You need to convert your CSV file to UTF-8 so that the module can deal with it:

with codecs.open(file_full_path, 'rU', 'UTF-16') as infile:
    with open(file_full_path + '.utf8', 'wb') as outfile:
        for line in infile:
            outfile.write(line.encode('utf8'))

Alternatively, you can use the command-line utility iconv to convert the file for you.

Then use that re-coded file to read your data:

 reader = csv.reader(open(file_full_path + '.utf8', 'rb'), delimiter='\t', quotechar='"')
 for row in reader:
     print [c.decode('utf8') for c in row]

Note that the columns then need decoding to unicode manually.

回答2:

Encode errors is what you get when you try to convert unicode characters to 8-bit sequences. So your first error is not an error get when actually reading the file, but a bit later.

You probably get this error because the Python 2 CSV module expects the files to be in binary mode, while you opened it so it returns unicode strings.

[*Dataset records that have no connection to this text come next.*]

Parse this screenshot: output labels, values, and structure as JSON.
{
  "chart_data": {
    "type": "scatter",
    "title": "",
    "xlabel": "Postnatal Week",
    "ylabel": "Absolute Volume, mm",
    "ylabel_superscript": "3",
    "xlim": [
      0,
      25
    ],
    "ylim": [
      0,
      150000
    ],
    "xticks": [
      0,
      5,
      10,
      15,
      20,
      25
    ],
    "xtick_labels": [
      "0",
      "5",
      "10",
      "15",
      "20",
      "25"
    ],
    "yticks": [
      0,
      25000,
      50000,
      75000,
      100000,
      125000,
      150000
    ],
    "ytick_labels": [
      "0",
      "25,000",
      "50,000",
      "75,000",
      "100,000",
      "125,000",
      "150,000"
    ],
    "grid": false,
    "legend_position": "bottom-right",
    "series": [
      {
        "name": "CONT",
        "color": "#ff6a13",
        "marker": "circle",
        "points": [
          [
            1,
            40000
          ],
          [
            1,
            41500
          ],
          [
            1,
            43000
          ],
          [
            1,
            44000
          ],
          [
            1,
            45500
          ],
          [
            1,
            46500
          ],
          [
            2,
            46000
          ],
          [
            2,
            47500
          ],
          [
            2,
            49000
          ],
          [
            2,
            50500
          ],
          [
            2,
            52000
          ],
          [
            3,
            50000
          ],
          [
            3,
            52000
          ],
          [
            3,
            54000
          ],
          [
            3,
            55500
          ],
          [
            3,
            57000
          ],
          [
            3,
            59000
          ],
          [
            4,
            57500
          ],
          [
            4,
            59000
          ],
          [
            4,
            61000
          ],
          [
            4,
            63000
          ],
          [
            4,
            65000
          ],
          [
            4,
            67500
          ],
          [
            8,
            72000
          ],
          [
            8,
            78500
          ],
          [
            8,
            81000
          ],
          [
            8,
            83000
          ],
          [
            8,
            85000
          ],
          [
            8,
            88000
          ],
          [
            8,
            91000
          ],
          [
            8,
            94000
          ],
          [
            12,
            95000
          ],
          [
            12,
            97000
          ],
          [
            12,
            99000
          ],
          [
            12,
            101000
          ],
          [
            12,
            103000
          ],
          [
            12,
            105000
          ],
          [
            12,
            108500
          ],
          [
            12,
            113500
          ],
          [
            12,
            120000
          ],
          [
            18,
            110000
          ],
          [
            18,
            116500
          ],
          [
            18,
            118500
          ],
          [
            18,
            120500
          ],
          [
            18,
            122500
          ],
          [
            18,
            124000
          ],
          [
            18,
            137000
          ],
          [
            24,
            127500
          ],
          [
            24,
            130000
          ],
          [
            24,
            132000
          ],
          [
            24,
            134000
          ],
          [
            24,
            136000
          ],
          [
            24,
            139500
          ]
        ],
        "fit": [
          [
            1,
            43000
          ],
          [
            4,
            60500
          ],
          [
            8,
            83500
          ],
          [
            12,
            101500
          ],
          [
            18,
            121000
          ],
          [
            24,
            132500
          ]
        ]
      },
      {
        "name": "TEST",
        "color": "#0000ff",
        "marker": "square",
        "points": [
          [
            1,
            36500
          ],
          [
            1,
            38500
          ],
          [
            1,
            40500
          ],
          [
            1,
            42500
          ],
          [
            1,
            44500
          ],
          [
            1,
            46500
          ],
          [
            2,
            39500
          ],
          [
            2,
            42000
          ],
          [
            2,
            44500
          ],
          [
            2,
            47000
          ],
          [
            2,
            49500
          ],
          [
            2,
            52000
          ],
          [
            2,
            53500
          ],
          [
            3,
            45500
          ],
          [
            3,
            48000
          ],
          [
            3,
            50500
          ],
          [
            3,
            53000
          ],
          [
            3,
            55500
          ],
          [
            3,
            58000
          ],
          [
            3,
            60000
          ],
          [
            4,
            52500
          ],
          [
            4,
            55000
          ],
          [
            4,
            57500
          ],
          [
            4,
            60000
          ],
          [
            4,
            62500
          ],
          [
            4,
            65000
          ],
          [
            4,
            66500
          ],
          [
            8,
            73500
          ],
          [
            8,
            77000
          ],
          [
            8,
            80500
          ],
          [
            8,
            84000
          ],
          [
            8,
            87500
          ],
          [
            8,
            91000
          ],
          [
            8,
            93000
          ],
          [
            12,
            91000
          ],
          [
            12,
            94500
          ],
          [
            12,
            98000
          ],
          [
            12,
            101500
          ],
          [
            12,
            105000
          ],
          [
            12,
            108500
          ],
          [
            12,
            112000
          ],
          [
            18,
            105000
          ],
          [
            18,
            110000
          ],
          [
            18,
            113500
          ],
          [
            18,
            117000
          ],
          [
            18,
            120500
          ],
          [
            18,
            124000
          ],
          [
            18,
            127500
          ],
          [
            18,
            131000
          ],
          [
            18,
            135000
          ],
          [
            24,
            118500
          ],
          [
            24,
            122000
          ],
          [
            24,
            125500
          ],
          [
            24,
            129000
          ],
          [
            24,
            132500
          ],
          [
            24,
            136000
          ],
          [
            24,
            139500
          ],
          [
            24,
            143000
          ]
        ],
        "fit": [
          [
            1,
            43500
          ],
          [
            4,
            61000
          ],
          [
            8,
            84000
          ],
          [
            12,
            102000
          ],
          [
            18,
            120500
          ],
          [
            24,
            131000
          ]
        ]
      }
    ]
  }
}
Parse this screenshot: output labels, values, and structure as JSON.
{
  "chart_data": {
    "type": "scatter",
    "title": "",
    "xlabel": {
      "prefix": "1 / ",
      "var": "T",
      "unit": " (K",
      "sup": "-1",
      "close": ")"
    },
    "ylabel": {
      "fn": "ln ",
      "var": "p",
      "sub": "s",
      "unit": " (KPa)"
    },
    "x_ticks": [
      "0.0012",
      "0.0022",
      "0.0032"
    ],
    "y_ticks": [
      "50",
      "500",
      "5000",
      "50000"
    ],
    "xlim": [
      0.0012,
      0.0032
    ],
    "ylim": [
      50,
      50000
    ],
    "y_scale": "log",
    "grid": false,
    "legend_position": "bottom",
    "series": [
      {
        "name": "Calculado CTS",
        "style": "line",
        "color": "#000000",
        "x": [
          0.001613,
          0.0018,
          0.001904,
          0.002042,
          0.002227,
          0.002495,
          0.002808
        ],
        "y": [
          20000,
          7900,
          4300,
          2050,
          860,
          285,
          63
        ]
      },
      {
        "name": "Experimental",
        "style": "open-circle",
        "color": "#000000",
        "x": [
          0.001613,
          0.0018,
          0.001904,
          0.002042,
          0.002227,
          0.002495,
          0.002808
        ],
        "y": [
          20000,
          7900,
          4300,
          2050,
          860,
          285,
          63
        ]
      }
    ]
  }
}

Change your opening to this:

reader = csv.reader(open(file_full_path, 'rb'), delimiter='\t', quotechar='"')

And you should be fine. Or even better:

with open(file_full_path, 'rb') as infile:
    reader = csv.reader(infile, delimiter='\t', quotechar='"')
    # CVS handling here.

However, you can't use UTF-16 (or UTF-32), as the separation characters are two-byte characters in UTF-16, and it will not handle this correctly, so you will need to convert it to UTF-8 first.